The ACA also created the Center for Medicare and Medicaid Innovation to sponsor tests of new payment models and delivery system designs, such as home- and community-based alternatives to hospitalization, telemedicine, integration of behavioral health into the care mainstream, and many more. We thoroughly endorse the continuation and expansion of such federally sponsored care delivery demonstrations, along with support to spread lessons learned widely and quickly. That agenda should include renewed efforts to improve patient safety through innovations in training, equipment, and job roles. Federal goals for improving patient safety should become more ambitious and must be supported consistently.

Finally, as knowledge has grown about the power of “social determinants of health” (such as housing, food availability, exercise patterns, precursors of substance abuse, early childhood trauma, and more), stakeholders have become more interested in spending health care dollars to mitigate these factors and prevent such harms—essentially moving “upstream” to the causes of ill health, not just the consequences.

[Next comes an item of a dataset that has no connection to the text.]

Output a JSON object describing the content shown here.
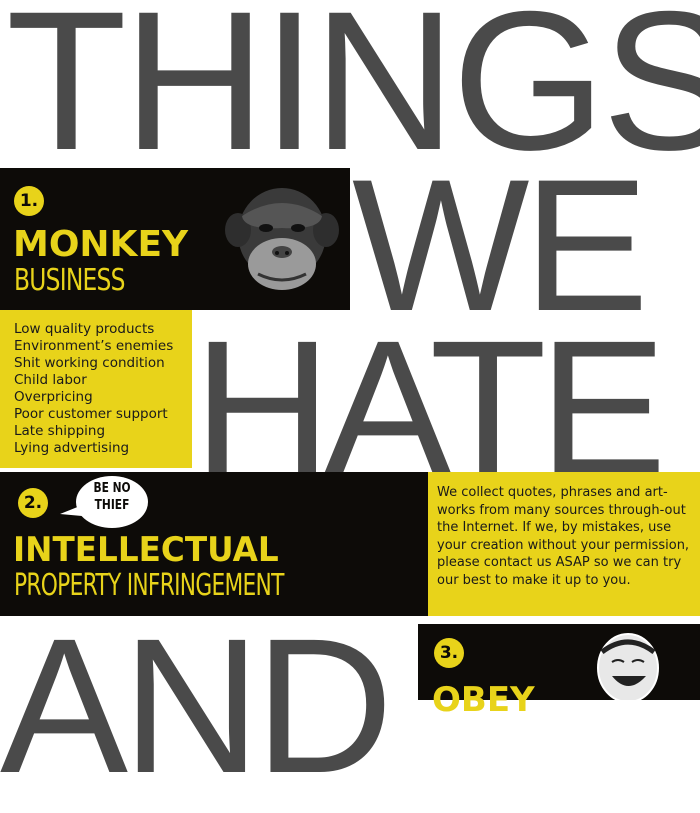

Early signals from both public and private payers suggest increasing appetite for experiments and pilots addressing social determinants, and we strongly favor action and funding in that direction. 

A Few More Themes

While affordability, access, and quality improvement are the top priorities, we think it would also make the US health system better if we addressed medical malpractice and surprise bills.  

  • Reform medical malpractice policy. A reformed medical malpractice system will reduce emotional distress for doctors, eliminate the excuse that medical malpractice necessitates wasteful extra tests and treatments, and encourage doctors to adopt new risk-based payment models and more parsimonious approaches to care. One approach to medical malpractice reform is to provide clinicians a safe harbor for adhering to clinical guidelines and evidence-based care. Another idea is to expand the highly successful experiments on rapid disclosure, apology, and commitments to improvement that have been pioneered in the Veterans Health Administration and at the University of Michigan Hospitals—so called “policies of extreme honesty.”   
  • Protect Americans from surprise bills. To protect Americans from surprise bills when they choose in-network providers, we would require all doctors who provide care at in-network hospitals or outpatient facilities to bill patients at average in-network prices. In May 2019, legislators in both the House and Senate have introduced bipartisan bills to address this issue. For drugs, we would prohibit formularies from moving drugs to higher cost-sharing tiers during a plan year as well. These formulary changes lead to needless switching of medications for no clinical benefit, more side effects, and lower adherence.  

Concluding Thoughts

This portfolio represents a set of policies that could be supported at least somewhat on a bipartisan basis and that we believe are likely to be effective and, in the short term, more politically viable than Medicare for All. If enacted, this portfolio will make the ACA work better and enable all Americans to benefit from more affordable health insurance and better access to care. And, for those who favor Medicare for All, these policies represent steps in the right direction.